HACCP Update: Maintenance & Implementation

This month, Food Manufacturing readers were surveyed about HACCP plan maintenance and implementation. This topic was last visited for the March 2011 issue, and since that time, the HACCP planning atmosphere has changed significantly. The Food Safety Modernization Act (FSMA) was signed into law on Jan. 4, 2011, and its full implications for HACCP planning in the food industry were not yet articulated.

This article originally ran in the January/February 2012 issue of Food Manufacturing.

The HACCP Update section of Food Manufacturing is designed to offer our readers insight into the state of HACCP implementation and compliance across the Industry. We received hundreds of responses to this month's survey on implementation and maintenance of HACCP plans.

This month, Food Manufacturing readers were surveyed about HACCP plan maintenance and implementation. This topic was last visited for the March 2011 issue, and since that time, the HACCP planning atmosphere has changed significantly. The Food Safety Modernization Act (FSMA) was signed into law on Jan. 4, 2011, and its full implications for HACCP planning in the food industry were not yet articulated.

The FSMA now makes HACCP planning mandatory industry-wide, which is forcing processors who may be behind the curve on food safety to catch up — and catch up quickly. When asked how often HACCP plans were updated, survey respondents reported:

  • Annually — 51.2%
  • 2–3 times per year — 24.4%
  • 4 or more times per year — 12.2%
  • Less than once per year — 12.2%

These numbers reflect little change from last year, but worth noting is the fact that the 4.9 percent who last year reported “never” updating HACCP plans has now disappeared.

The bar graph at right lists the events that tend to prompt a HACCP change in readers’ facilities. These numbers have generally held steady from last year’s figures, except for “recommendations from auditors,” which has jumped a full 13 percent. Since this figure has grown while “changes in FDA/USDA recommendations” has not, the data suggests that food manufacturers are relying on auditors to communicate food safety needs instead of waiting for final FSMA rules to be handed down from the FDA.

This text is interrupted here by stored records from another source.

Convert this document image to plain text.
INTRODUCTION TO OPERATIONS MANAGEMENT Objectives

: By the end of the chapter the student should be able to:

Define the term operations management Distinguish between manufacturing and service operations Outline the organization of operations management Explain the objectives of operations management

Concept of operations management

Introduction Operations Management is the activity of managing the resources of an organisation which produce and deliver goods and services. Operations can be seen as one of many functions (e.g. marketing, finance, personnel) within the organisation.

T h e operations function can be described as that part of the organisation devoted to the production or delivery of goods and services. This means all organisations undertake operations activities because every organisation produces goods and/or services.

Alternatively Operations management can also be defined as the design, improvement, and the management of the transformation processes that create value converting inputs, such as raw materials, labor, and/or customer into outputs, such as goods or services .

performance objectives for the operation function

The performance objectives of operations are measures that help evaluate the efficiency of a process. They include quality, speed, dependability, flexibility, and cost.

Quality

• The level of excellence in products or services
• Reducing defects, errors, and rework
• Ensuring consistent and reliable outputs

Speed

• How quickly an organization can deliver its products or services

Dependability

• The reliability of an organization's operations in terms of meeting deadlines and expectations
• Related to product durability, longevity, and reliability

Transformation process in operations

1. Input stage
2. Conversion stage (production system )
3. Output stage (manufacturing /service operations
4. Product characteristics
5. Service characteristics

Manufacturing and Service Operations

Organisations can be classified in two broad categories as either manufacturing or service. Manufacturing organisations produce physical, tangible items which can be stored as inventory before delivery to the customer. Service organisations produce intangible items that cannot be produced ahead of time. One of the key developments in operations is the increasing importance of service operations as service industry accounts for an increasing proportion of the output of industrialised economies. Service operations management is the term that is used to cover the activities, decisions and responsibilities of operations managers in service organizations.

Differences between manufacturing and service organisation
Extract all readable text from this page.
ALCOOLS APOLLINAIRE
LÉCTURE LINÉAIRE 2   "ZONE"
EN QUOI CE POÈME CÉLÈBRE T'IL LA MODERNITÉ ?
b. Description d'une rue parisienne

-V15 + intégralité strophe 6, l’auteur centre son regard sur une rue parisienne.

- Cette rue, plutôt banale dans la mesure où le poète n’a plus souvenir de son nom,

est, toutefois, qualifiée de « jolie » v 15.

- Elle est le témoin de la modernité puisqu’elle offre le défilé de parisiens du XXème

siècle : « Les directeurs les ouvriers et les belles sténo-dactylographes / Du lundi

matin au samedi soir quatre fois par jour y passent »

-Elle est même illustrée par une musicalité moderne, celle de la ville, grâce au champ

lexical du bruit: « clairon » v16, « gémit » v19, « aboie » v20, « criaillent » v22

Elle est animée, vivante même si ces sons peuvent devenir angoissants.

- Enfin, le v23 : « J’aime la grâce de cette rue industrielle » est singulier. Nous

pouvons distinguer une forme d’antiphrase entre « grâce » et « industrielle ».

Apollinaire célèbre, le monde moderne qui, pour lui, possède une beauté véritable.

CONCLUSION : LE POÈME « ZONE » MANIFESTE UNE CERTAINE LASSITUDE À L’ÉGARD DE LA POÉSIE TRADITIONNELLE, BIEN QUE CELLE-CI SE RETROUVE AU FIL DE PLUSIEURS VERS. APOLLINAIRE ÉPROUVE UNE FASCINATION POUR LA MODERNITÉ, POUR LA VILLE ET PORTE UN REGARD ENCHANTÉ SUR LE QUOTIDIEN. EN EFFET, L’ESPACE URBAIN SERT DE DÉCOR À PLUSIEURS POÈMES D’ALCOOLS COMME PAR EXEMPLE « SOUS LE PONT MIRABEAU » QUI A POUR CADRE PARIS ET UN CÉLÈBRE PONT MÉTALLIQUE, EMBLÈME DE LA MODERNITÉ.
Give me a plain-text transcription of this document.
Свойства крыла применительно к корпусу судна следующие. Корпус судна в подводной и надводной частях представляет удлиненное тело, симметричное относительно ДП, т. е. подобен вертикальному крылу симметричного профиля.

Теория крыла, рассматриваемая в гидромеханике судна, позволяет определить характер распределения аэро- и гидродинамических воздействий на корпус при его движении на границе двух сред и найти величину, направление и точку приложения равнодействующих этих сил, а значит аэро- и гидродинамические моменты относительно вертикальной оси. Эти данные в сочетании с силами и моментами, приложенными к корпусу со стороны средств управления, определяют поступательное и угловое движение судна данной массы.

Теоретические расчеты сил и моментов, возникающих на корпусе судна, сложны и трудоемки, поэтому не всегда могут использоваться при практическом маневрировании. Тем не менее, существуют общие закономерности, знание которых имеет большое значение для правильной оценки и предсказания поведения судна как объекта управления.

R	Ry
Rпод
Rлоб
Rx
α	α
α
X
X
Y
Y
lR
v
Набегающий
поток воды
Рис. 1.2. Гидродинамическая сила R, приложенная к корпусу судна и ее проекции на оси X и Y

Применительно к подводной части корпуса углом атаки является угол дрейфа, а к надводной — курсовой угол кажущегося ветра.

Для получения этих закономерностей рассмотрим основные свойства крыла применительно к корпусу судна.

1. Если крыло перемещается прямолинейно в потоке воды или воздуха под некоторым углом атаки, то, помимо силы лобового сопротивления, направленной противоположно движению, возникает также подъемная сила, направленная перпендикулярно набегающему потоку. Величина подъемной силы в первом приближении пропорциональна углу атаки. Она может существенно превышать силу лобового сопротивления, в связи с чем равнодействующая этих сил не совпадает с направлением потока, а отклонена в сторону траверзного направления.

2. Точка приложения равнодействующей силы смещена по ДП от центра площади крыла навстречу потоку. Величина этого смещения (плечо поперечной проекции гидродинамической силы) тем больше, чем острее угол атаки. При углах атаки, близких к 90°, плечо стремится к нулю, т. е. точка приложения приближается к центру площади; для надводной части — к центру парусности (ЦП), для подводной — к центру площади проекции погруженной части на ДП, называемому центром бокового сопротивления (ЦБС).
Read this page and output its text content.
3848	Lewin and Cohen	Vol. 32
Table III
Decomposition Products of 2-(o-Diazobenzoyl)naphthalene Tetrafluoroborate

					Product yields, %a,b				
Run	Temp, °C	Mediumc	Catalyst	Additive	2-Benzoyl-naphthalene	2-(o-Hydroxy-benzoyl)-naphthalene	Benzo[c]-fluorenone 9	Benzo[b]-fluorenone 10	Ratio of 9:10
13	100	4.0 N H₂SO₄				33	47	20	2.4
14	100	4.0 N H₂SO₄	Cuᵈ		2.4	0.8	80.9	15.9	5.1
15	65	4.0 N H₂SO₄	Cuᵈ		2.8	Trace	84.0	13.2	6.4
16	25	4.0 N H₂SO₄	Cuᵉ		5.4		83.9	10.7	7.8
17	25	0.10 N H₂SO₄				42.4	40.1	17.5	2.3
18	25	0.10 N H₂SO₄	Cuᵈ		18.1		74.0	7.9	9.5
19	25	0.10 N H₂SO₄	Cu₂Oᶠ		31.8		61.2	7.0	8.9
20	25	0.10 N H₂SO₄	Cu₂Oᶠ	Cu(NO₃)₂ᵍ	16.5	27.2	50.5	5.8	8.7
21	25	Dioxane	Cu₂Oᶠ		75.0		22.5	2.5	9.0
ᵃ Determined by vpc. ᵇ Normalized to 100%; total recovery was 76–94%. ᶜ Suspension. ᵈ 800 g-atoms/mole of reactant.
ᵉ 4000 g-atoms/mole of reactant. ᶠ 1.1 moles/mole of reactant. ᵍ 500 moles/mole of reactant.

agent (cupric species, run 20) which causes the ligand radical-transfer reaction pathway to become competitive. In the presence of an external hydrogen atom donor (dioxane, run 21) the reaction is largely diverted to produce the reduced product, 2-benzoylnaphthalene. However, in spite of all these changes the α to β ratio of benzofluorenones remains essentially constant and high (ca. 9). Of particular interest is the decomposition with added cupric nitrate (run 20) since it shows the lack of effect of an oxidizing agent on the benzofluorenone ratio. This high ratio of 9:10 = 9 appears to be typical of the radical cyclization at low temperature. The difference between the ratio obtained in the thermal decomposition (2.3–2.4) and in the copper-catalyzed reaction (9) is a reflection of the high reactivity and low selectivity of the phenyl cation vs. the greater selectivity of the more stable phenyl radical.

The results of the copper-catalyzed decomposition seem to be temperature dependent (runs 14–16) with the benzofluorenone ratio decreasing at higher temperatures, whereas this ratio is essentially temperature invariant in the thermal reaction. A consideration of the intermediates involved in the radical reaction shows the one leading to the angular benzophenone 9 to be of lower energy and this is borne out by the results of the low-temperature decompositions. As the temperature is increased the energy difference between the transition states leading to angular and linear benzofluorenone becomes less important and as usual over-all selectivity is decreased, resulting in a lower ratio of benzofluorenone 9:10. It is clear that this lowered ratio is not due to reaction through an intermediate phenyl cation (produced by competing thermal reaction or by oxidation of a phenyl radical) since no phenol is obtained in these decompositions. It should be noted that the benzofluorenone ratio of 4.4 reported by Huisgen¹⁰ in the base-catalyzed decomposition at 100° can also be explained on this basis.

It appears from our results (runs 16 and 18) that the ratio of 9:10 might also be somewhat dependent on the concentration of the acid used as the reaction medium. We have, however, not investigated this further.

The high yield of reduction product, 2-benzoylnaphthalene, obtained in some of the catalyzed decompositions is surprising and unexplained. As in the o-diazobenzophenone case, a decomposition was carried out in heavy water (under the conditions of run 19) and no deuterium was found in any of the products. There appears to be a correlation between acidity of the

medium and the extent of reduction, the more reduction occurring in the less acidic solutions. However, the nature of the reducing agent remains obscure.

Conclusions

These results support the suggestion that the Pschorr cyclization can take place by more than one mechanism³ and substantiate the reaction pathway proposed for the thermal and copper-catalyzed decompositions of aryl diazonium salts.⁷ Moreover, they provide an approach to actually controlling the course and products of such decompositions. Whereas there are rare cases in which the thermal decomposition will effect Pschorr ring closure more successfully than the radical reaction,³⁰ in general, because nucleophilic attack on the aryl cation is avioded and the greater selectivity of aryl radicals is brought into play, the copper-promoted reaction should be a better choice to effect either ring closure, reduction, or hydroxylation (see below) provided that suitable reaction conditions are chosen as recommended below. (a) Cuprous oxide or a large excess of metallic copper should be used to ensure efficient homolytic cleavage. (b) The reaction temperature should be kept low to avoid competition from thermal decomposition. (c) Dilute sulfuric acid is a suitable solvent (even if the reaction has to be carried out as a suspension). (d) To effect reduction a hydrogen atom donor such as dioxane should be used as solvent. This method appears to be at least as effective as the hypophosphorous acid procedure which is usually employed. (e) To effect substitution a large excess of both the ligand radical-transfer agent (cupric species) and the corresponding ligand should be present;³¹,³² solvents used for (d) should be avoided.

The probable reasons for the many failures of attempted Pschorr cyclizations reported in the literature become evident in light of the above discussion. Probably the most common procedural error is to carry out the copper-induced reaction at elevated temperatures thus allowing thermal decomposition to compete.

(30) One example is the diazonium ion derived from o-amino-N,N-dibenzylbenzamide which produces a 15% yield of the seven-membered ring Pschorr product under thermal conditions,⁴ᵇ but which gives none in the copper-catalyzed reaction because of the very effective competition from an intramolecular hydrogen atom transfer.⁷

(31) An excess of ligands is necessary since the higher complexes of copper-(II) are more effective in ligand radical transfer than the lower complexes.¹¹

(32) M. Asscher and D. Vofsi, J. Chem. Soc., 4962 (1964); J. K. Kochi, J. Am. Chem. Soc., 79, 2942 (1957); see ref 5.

As the pie chart below demonstrates, food manufacturers are seeking advice from the same experts year after year. Survey respondents reported that they do this because their sources:

  • Understand our process and know our facility — 78.6%
  • Provide useful advice — 57.1%
  • Have reasonable pricing — 21.4%
  • Are required or recommended by one or more of our customers — 17.9%

A reliable stable of experts is crucial for food safety efforts, especially at a time when food manufacturers are reporting more obstacles in developing HACCP plans. Readers reported that their obstacles include:

  • Unclear/confusing regulations — 36.8%
  • Processing a variety of products, leading to various industry standards that could apply — 34.2%
  • Conflicting information on HACCP planning given by different sources — 28.9%
  • Not knowing who to contact for help in developing a plan — 5.3%
  • Having difficulty with employee buy-in — 18.4%
  • The expense of reevaluating and maintaining a HACCP plan — 15.8%

“Processing a variety of products” is up from 16.5 percent last year, “conflicting information on HACCP planning” is up from 12.7 percent and “the expense of reevaluating and maintaining a plan” is up from 7.6 percent. These figures suggest that the new regulations are causing a bit of industry confusion over the HACCP requirements now in place for various industry segments. The expense of investigating and implementing necessary changes associated with the FSMA also seems to be taking its toll on manufacturers.

When asked whether the FSMA prompted any changes in HACCP planning, Food Manufacturing readers reported that:

  • No — 37.5%
  • Yes, we improved documentation, training or another ancillary segment of our current HACCP plan — 37.5%
  • Yes, we revised our HACCP plans — 25.0%

Though the changing regulatory environment is forcing food manufacturers to reevaluate their HACCP plans, the food industry remains committed to the program. When asked about the effectiveness of HACCP planning, 82.5 percent of readers reported a belief that the plans increase food safety.